Paper authors Sheryn See; Aaron Opdyke; Susan Banki
In panel on Alternative humanitarian approaches to the intersection between climate change and displacement
Paper presenter(s) will be presenting In-Person / Online

Abstract

While it is common for displaced communities fleeing conflict to be the recipients of significant humanitarian aid, we don’t yet see similar protection granted to those who flee climate change impacts. There is a growing need to focus attention on how climate change is compounding and complicating forced migration, and subsequently how these complex displacement crises influence humanitarian responses. Our research aims to explore how humanitarian organisations are responding to the increasing complexity of displacement situations in the context of climate change, focusing on the design and implementation of shelter as a humanitarian response.
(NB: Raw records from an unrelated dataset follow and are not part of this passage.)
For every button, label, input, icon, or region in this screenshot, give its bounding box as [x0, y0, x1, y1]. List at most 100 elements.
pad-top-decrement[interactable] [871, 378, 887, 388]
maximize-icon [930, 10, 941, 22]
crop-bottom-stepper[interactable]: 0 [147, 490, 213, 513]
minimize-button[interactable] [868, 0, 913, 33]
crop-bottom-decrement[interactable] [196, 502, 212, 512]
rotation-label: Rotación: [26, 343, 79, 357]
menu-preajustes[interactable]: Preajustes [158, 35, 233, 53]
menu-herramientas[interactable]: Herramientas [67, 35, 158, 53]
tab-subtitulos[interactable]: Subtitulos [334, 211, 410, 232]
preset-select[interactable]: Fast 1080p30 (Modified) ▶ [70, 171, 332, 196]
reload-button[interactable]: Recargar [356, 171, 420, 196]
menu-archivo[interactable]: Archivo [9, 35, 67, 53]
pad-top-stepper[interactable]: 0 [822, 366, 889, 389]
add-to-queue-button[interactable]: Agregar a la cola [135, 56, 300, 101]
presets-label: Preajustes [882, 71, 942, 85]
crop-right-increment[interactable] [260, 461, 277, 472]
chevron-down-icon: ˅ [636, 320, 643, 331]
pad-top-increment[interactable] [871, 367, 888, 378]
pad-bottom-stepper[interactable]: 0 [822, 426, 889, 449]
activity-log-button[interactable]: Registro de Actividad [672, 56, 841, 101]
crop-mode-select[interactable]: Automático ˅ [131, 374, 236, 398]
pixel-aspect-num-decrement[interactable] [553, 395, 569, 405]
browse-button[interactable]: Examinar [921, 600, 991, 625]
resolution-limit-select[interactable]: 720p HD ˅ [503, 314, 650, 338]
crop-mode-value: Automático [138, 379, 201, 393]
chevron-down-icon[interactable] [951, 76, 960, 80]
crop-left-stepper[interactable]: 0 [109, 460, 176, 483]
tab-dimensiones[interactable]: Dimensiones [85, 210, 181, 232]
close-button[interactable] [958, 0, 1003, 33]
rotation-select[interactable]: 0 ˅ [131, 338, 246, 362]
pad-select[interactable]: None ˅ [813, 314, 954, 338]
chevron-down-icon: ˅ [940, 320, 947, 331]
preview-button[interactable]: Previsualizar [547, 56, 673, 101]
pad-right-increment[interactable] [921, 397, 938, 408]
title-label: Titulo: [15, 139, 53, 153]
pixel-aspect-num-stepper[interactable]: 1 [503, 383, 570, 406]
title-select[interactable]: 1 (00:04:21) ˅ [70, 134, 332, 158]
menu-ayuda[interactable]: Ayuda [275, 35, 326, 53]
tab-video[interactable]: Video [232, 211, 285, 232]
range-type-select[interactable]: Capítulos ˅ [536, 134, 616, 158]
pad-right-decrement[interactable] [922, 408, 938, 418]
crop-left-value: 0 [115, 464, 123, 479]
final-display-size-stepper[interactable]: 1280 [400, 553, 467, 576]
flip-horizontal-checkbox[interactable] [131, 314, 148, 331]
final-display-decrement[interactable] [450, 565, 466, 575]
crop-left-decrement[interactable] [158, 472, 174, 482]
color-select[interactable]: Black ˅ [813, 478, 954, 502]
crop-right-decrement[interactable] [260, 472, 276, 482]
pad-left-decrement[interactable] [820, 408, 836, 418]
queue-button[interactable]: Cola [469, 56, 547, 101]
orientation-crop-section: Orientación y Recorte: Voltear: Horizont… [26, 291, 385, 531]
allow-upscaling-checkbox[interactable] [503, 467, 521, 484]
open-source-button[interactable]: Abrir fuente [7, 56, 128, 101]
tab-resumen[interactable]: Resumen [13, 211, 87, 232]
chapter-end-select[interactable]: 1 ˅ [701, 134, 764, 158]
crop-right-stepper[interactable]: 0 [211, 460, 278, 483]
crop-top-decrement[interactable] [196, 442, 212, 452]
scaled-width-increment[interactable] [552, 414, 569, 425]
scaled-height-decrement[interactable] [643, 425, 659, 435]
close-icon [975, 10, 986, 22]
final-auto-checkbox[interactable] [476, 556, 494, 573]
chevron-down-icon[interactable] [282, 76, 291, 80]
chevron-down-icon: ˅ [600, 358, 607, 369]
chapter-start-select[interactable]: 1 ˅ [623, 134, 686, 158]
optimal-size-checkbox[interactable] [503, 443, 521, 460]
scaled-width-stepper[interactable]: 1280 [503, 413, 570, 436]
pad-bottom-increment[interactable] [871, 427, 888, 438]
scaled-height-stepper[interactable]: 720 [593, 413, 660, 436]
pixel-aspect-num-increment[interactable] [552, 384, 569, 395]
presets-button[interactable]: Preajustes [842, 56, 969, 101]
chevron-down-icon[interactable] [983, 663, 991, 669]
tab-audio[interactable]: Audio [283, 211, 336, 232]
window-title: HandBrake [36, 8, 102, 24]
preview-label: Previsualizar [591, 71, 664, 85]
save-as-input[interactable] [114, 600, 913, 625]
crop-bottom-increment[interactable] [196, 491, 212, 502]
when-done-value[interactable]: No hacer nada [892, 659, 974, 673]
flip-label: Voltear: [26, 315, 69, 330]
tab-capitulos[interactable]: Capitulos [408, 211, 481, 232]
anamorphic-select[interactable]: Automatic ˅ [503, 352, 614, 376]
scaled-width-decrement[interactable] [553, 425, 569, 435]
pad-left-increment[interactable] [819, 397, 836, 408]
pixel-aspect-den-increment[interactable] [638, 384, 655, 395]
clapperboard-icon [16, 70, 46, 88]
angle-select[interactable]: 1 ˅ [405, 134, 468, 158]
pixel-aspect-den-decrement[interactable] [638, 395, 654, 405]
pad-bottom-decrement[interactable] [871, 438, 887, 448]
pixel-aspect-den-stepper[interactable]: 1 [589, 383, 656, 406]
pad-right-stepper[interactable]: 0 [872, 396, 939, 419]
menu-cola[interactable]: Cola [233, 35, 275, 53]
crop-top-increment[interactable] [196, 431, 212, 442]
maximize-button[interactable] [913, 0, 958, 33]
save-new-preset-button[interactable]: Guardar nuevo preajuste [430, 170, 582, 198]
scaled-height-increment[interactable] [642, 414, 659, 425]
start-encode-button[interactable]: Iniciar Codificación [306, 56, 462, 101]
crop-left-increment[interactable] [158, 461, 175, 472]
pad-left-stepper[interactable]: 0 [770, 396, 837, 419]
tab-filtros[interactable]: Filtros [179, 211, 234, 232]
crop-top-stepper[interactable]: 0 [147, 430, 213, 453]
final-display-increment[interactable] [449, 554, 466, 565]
Drawing upon interviews with staff from selected humanitarian organisations working in the Philippines, we seek to (1) gather information on how decision-makers in the forced migration space define various forms of displacement; and (2) identify the climate-related triggers that influence whether organisations respond or do not respond to displacement crises. This will guide the selection of several case sites to examine how each of these dimensions play out in humanitarian shelter responses. In helping organisations understand how shelter responses might differ for displacement contexts that were labelled differently, our study seeks to advance the Humanitarian-Development-Climate Change Nexus thinking and approach in the context of displacement crises.